A book must be the axe for the frozen sea within us. Franz Kafka

Tuesday, July 19, 2016

Top Ten Tuesday: Other Shores, Other Worlds


Top Ten Tuesday is a bookish meme hosted by The Broke and the Bookish. There is nothing like a list, and there is no list I love more than a book list. This week's Top Ten Tuesday is Top Ten Books Set Outside the U.S. That We've Enjoyed. Trish at Love, Laughter, and a Touch of Insanity made a great suggestion on twitter (@TriniCapini) that the TTT list include other worlds and other universes, which I thought was genius! My list includes real and imaginary places.

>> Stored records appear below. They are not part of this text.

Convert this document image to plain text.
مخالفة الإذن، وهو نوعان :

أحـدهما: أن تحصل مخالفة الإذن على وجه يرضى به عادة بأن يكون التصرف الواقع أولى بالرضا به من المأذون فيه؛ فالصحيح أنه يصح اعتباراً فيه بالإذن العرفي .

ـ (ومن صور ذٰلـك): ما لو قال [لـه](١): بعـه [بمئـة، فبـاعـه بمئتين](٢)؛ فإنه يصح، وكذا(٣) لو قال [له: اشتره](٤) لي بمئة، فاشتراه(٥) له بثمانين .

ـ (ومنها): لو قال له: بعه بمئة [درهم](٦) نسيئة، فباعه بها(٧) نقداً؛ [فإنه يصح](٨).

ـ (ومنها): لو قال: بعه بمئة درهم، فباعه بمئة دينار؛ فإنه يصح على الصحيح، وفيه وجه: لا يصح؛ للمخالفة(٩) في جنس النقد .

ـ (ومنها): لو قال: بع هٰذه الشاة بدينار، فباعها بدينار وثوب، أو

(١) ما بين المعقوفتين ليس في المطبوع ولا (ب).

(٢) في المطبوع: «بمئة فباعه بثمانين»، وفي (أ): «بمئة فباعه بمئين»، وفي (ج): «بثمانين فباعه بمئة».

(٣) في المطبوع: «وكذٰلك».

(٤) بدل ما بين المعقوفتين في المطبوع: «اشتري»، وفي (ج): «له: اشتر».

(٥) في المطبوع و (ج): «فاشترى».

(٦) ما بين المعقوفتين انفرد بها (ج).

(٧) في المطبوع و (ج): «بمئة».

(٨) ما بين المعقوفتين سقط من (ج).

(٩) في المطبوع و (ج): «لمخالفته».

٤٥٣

1. Snow by Orhan Pamuk. Pamuk, a Nobel Prize winning novelist, lives and writes in Turkey. This multi-layered, evocative novel is set in the provincial city of Kars (also the Turkish word for snow). A beautiful book.
2. The Bone Clocks by David Mitchell. This wildly inventive and immersive novel goes back and forth in time, and is set in England, Iceland, and Ireland.
3. The Unit by Ninni Holmqvist. An eerie and disturbing novel set in a dystopian version of Sweden.
4. His Dark Materials Trilogy by Philip Pullman. This stunning fantasy trilogy is set in a parallel universe that is very similar to Oxford, England.
5. Red Rising by Pierce Brown. My students could not put down this fast-paced YA novel set on Mars.
6. The Wind Up Girl by Paolo Bacigalupi. If you haven't read this biopunk science fiction novel set in Thailand, you owe it to yourself to do so. Weird and wonderful.
7. Perdido Street Station by China Mieville. Another wholly original work of fantasy that creates a world like no other.
8. Arcadia by Iain Pears. Partially set in a recognizable England, partially set in a possible future (maybe parallel) universe, partially set within a created world.
9. A Discovery of Witches by Deborah Harkness. I heard/saw people talking about this book for the longest time, then finally took the bait. This book has everything: witches, Oxford, vampires, the Bodlieian Library, timewalking, history. Perfect.
10. Norwegian Wood and A Wild Sheep Chase by Haruki Murakami. Two fantastic novels that have so many layers of meaning and beauty--set in Japan.

What books have you liked or loved that are set in other countries--or other universes?

5 comments:

bermudaonion said...

I loved Between Shades of Gray. It's set in Lithuania and very personal to me since my maternal grandparents immigrated from that country.

bibliophiliac said...

@bermudaonion-I need to read that book. Some of my students read it last year and were blown away.

Andi said...

Some I love and some I need to try! Especially Mieville. I've never read him!

bibliophiliac said...

@Andi-You have to read Perdido Street Station. It is unlike anything else I have read.

Lisa said...

Oh, I never thought of other worlds for my list!